Article 2 not only obligates States parties to take administrative, legislative, judicial, and other measures to prevent torture, but also that these measures must be effective. The Committee calls on States to reevaluate preventive measures for their effectiveness and to revise and replace them as needed.

Effective measures require more than words: they require continual evaluation. The Committee against Torture demands information about compliance with the norms of the Convention including disaggregated data from States parties to enable the Committee to identify, compare and recommend steps that would otherwise go unnoticed and unaddressed. This step has helped encourage monitoring of abuses which were once ignored – abuses like domestic violence, rape, and trafficking.

Acts by non-state or private actors are matters of concern if the State fails to exercise due diligence. The Committee’s General Comment 2 has specifically recognized the applicability of the Convention to gender and especially to domestic violence. So often condoned or ignored by governments, the urgency of a State response to domestic violence is specifically underlined in General Comment 2.

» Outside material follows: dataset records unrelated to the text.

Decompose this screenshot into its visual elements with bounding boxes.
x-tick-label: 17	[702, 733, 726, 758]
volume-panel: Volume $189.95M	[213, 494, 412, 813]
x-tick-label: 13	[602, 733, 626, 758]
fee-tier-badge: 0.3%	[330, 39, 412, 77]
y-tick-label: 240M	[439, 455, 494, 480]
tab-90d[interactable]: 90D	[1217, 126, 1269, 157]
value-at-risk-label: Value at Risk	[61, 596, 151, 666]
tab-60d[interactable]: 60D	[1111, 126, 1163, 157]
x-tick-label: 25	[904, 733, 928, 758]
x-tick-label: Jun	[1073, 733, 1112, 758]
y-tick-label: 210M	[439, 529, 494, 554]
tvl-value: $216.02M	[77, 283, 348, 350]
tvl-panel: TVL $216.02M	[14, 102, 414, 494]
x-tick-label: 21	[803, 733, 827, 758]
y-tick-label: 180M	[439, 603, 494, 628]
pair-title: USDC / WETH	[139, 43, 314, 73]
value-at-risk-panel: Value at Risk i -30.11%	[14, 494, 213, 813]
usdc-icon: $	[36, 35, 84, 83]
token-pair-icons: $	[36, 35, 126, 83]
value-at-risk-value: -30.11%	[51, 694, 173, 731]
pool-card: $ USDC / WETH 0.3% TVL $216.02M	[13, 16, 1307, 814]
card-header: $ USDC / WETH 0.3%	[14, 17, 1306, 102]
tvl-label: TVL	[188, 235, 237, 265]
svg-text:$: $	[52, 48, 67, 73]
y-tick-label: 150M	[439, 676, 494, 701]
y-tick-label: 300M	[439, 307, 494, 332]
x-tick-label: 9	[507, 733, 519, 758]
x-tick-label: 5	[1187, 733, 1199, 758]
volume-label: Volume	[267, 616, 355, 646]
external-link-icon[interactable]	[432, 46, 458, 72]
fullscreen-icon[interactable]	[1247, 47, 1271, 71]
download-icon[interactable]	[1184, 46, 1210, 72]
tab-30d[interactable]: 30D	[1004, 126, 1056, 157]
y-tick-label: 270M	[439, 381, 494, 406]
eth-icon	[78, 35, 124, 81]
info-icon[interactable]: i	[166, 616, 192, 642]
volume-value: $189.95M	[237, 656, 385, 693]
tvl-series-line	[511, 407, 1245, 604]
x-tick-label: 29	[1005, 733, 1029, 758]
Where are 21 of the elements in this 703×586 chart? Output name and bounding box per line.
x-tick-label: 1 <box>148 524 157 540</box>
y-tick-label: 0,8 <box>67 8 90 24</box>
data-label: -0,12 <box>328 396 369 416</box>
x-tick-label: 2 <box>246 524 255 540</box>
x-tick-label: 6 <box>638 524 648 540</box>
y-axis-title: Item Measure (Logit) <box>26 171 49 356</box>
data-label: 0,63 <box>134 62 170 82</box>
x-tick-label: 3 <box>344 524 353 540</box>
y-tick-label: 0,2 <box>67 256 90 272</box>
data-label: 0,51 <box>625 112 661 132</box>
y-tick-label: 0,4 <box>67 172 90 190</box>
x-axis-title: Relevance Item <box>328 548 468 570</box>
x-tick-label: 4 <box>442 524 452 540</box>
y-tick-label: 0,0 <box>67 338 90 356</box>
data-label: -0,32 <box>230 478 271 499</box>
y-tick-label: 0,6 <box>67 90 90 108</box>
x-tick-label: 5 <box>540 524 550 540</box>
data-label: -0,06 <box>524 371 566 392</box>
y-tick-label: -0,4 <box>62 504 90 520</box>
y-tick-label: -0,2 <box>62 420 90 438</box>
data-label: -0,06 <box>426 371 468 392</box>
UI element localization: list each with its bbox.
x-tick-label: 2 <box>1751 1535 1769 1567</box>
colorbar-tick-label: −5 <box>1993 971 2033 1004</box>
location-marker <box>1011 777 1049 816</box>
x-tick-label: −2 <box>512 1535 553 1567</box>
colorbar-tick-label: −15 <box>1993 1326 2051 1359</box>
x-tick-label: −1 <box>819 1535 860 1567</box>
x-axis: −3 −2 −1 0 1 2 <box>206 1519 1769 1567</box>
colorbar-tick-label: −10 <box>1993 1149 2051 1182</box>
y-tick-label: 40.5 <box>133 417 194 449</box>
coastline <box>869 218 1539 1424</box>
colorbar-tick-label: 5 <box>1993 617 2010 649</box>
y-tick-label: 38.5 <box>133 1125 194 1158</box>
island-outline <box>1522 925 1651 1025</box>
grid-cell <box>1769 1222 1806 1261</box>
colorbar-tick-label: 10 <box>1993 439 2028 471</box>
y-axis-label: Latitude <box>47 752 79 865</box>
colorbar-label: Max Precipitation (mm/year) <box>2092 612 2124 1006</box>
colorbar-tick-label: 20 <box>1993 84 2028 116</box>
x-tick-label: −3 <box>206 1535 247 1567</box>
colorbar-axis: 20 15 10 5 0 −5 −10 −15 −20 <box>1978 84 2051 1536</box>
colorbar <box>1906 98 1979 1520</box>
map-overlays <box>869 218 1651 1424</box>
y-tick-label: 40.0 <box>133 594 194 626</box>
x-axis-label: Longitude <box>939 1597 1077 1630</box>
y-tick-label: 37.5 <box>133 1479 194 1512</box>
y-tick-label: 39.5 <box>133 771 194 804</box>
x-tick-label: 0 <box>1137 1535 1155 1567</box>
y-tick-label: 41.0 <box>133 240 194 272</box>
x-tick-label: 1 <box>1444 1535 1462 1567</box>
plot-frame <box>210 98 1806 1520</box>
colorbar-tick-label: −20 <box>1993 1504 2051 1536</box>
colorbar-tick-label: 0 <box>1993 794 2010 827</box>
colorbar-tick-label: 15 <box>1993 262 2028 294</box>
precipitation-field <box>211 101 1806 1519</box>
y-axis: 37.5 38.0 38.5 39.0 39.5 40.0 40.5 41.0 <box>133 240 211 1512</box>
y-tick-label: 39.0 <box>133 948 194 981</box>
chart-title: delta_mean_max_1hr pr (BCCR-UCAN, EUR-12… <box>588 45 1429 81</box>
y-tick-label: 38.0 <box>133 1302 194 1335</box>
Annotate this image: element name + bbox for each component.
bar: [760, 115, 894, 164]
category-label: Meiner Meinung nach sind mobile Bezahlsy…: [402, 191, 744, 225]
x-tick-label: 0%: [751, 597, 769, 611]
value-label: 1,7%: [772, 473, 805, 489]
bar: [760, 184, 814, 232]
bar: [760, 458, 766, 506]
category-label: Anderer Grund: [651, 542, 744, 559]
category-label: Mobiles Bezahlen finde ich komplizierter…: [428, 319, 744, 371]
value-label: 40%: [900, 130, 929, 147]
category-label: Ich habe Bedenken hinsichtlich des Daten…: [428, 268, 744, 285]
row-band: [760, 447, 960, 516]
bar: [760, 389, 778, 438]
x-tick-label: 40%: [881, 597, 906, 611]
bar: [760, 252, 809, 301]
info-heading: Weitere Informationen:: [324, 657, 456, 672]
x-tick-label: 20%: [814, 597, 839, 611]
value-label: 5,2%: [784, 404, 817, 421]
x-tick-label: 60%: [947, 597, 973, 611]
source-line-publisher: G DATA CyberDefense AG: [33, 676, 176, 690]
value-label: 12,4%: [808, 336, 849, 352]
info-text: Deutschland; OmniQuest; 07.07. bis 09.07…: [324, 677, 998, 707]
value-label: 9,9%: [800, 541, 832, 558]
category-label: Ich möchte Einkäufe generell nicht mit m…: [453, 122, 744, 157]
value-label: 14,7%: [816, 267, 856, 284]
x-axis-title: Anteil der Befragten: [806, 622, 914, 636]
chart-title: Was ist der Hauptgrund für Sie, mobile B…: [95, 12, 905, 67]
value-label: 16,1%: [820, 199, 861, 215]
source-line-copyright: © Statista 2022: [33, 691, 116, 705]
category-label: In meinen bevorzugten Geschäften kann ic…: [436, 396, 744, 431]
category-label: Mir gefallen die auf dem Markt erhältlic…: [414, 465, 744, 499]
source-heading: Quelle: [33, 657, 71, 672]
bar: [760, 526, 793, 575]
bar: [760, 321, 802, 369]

More than seven years have passed since the adoption of General Comment 2 and the Committee against Torture has substantially expanded its sensitivity and awareness of the issue of violence against women, and rape. It now routinely addresses the subject in its concluding observations following examinations of periodic State reports. For example, the Committee identified rape as problematic under the Convention in 39 States between 2002-2012.

When Eleanor Roosevelt reflected on the Universal Declaration of Human Rights ten years after its adoption, she reminded observers that human rights had to have meaning “in small places close to home” - the real world of the ordinary person. As Professor Copelon reminded us, human rights also begin at home.

Ms Felice Gaer

Felice Gaer is a member, and currently Vice chair, of the Committee against Torture. She directs the Jacob Blaustein Institute for the Advancement of Human Rights in New York.